At this point, “Nosferatu” makes some sharpenings that fit in perfectly with the director’s previous work. He precisely demonstrates the various layers of interpretation of the mythical vampire story. Is this the fear of submission or even the longing for it? The film theorist Siegfried Kracauer once read the original as a harbinger of the approaching National Socialism and the vampire as an authoritarian tyrant. Are you afraid of old fundamentalism and superstition suddenly infecting a society that considers itself modern? “Nosferatu” suggests both readings and thus updates explosive, still current topics.
Lust and decay
Above all, Eggers brings out the erotic component. Not in the sense that he just lets the vampire roam around as a seducer. With him, everything is so theoretically abstracted and conceived in disturbing, picturesque images that sexual desire and self-annihilation inexorably converge. The flirtation with death as the ultimate ecstasy is adapted here with drastic physical effects even more radically than was the case in the original. This is also successful because Eggers puts the Ellen character and thus the female perspective more in focus. His film critically reflects a patriarchal world that uses internalized roles to determine exactly who closes shops, who stays at home and what marital duty and sin mean. The suffering trip, Ellen's obsession, her unleashed desire is now shaking this system.
Eggers stages “Nosferatu” as a battle with instincts, as a marital drama in which at some point tortured and haunted bodies compete for sexual satisfaction and the symbolic end of the world is interlinked with eternal self-punishment and social hostility to pleasure. This is particularly intense when Bill Skarsgård is involved as a walking, decaying corpse to which the characters gradually succumb in an ambivalent, almost sadomasochistic relationship. With every echoing sentence, his Count Orlok seems to breathe the foul breath of plague into the world. An impressively disfigured undead with a mustache and a fur coat! If you didn't know who was hiding under the elaborate masquerade, you wouldn't recognize the Pennywise actor from the “IT” films at all.

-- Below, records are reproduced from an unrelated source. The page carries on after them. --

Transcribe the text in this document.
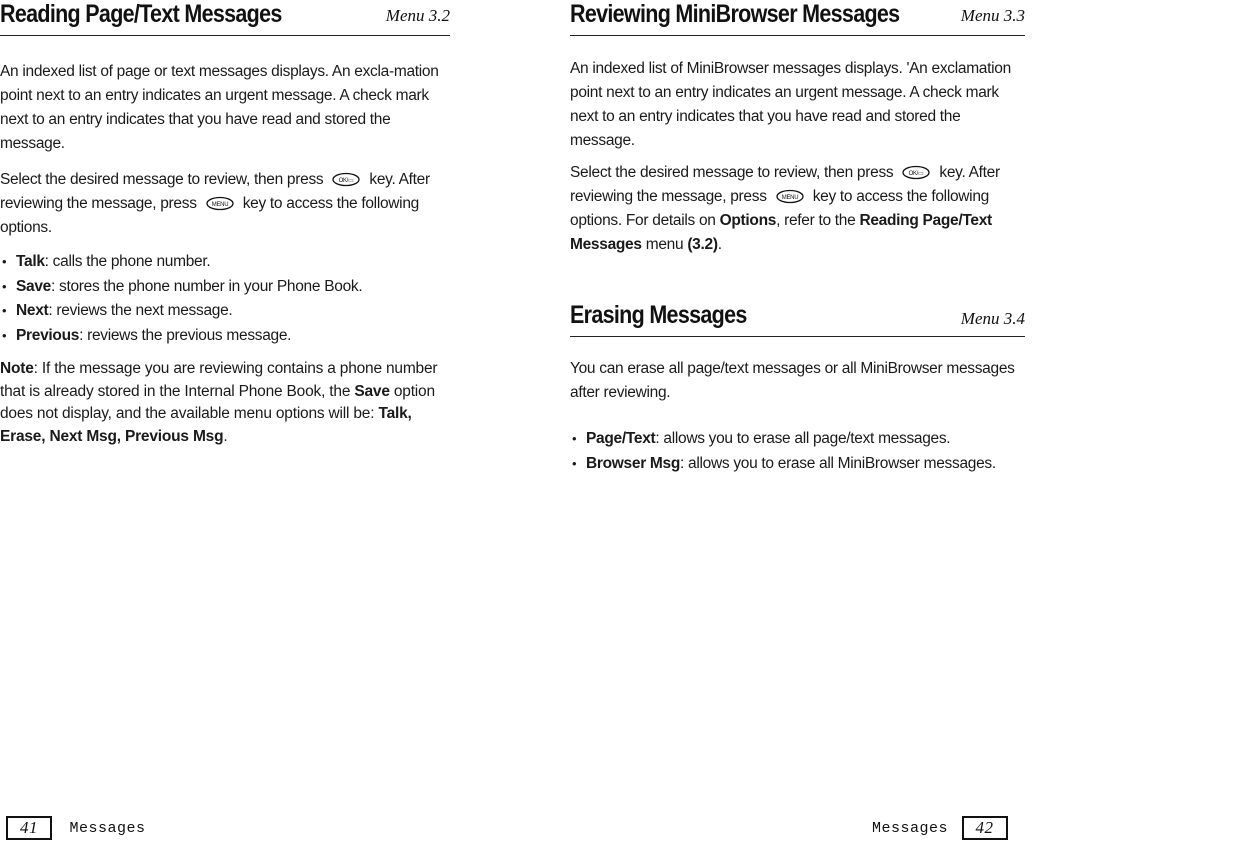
Reading Page/Text Messages	Menu 3.2

An indexed list of page or text messages displays. An excla-mation point next to an entry indicates an urgent message. A check mark next to an entry indicates that you have read and stored the message.

Select the desired message to review, then press	OK/▭ key. After reviewing the message, press MENU key to access the following options.

• Talk: calls the phone number.
• Save: stores the phone number in your Phone Book.
• Next: reviews the next message.
• Previous: reviews the previous message.
Note: If the message you are reviewing contains a phone number that is already stored in the Internal Phone Book, the Save option does not display, and the available menu options will be: Talk, Erase, Next Msg, Previous Msg.
Reviewing MiniBrowser Messages	Menu 3.3

An indexed list of MiniBrowser messages displays. 'An exclamation point next to an entry indicates an urgent message. A check mark next to an entry indicates that you have read and stored the message.

Select the desired message to review, then press	OK/▭ key. After reviewing the message, press MENU key to access the following options. For details on Options, refer to the Reading Page/Text Messages menu (3.2).

Erasing Messages	Menu 3.4

You can erase all page/text messages or all MiniBrowser messages after reviewing.

• Page/Text: allows you to erase all page/text messages.
• Browser Msg: allows you to erase all MiniBrowser messages.
41 Messages	Messages 42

What remains is a film that seems both timeless and contemporary and reactionary, out of time. Robert Eggers' allusive cinema has always been backward-looking and restorative, including in its design. It strives for the old and traditional. His myths, legends, fairy tales and legends seek the timeless and universal. This opens up areas for attack, especially since with “Nosferatu” and “Dracula” you can’t actually ignore the historical baggage that also resonates there. Eggers doesn't want to know or reflect on the devastating stereotypes and enemy images between the progressive West here and the demonic East there, which have long prevailed and have influenced the models artistically.
At the same time, it can hardly be denied that with his “Nosferatu” he has not only made one of the most technically impressive vampire films in a long time. He films the psychosexual underpinnings and all the thematic layers that make the bloodsucker myth so fascinating, with a range and a desire for bloody horror that consoles many weaknesses. Perhaps that is the real quality of such a remake: that it sparks such great joy in digging once again into the material that was believed to be familiar, its sources and pitfalls worth discussing.
Conclusion: It is questionable whether Robert Eggers' new adaptation will achieve a similar status as FW Murnau's silent film classic. On the other hand, it is a bit slow in parts and relies too much on the familiar. However, in terms of horror, atmosphere and narrative complexity, it can easily keep up with the original. “Nosferatu – The Undead” is an old-school horror piece at its finest.